I had lost a part of my body and because of this, I was unable to lead exactly the same life. Certain activities would forever be out of reach. After having my entire right breast muscle removed, I was unable to lift anything heavy or even straighten my arm above my head. Using chopsticks was almost impossible. Lifting a fork was more challenging than it should be. My new life was alien to me and as a result, I felt lonely.
No one truly understood the pain I felt, although they really did try. This made me feel even more alienated because they were normal and I was not. People often asked what my plans were, what my next steps would be, what I wanted to do with my life.
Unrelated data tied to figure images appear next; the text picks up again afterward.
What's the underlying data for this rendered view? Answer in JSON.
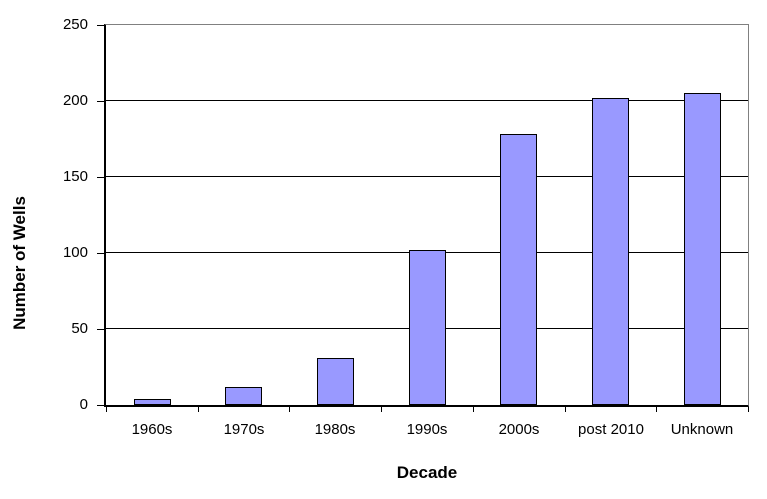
{
  "chart_data": {
    "type": "bar",
    "categories": [
      "1960s",
      "1970s",
      "1980s",
      "1990s",
      "2000s",
      "post 2010",
      "Unknown"
    ],
    "values": [
      4,
      12,
      31,
      102,
      178,
      202,
      205
    ],
    "title": "",
    "xlabel": "Decade",
    "ylabel": "Number of Wells",
    "ylim": [
      0,
      250
    ],
    "yticks": [
      0,
      50,
      100,
      150,
      200,
      250
    ],
    "grid": true,
    "legend": false,
    "bar_fill": "#9999ff",
    "bar_border": "#000000",
    "gridline_color": "#000000",
    "plot_border_color": "#808080",
    "axis_color": "#000000",
    "background": "#ffffff"
  }
}
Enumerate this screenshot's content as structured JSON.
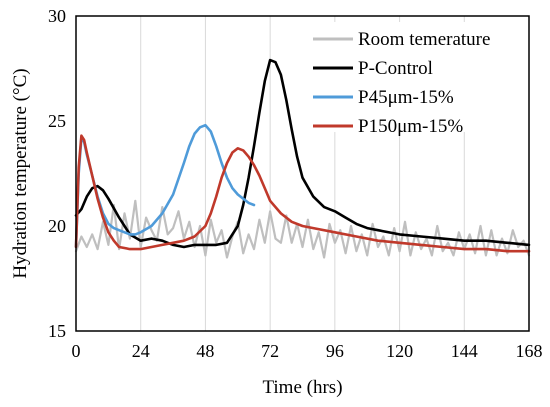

I had absolutely no clue. I was stuck in a state of limbo. Depression was my new foe.
I knew I had to do something. I was fortunate enough to attend a course offered by a local charity and cancer hospital. The course was called ‘Moving Forward’ and for me, it was just that. I met fellow survivors and learned that most people (around 80% or more) who face cancer are affected mentally once the treatment is over.
I was no longer alone. I had found my path to healing my mind, heart, and spirit. I was supported and understood in a way I never was before by people around me and also by myself.
It became more important than ever before for me to offer others that support. I wanted my experience to be both educational and a ray of hope. And I wanted to make sure that at least a few people would feel less alone than I did.
I realised that my book was more than just a therapy tool. Through my experience share, I had the opportunity to do something positive - to make an impact. The raw, honest scribbles I had collected during my treatment and recovery became the foundation for my book, Cancer, Curry & Me, which will be released on Amazon at the end of October 2020.
It is important to understand the changes around us, and inside of us. It takes a tremendous amount of energy and strength to get out of a chronic condition like cancer, both mentally and physically. When you are in the thick of it, it is too easy to get lost and not be able to find the ‘support’ you need. While the people around you may think you are coping (because that is what they see from the outside) you might still be breaking down inside. I know I was.
This year, my hair has grown longer and I look a lot like my old self. I have learned to remember and appreciate how each passing year has brought me a tremendous amount of new energy, opportunities, and greater things in life. It’s this hope that I want to share with others.
Given the current global situation, it is only too easy for us to fall back into the darkness. The instability around us is a reminder of the difficulties we faced in the past and it threatens to take us back to that scary physical and emotional state.
This October, it is not only time to support various charities, or wear a pink ribbon, but it is also a time to eradicate that fear of cancer. Instead, it’s time to develop a better understanding and support those who want to learn more.
Now is the time to appreciate those who have had cancer, to think of them, and to celebrate their journey. It is time to live pink.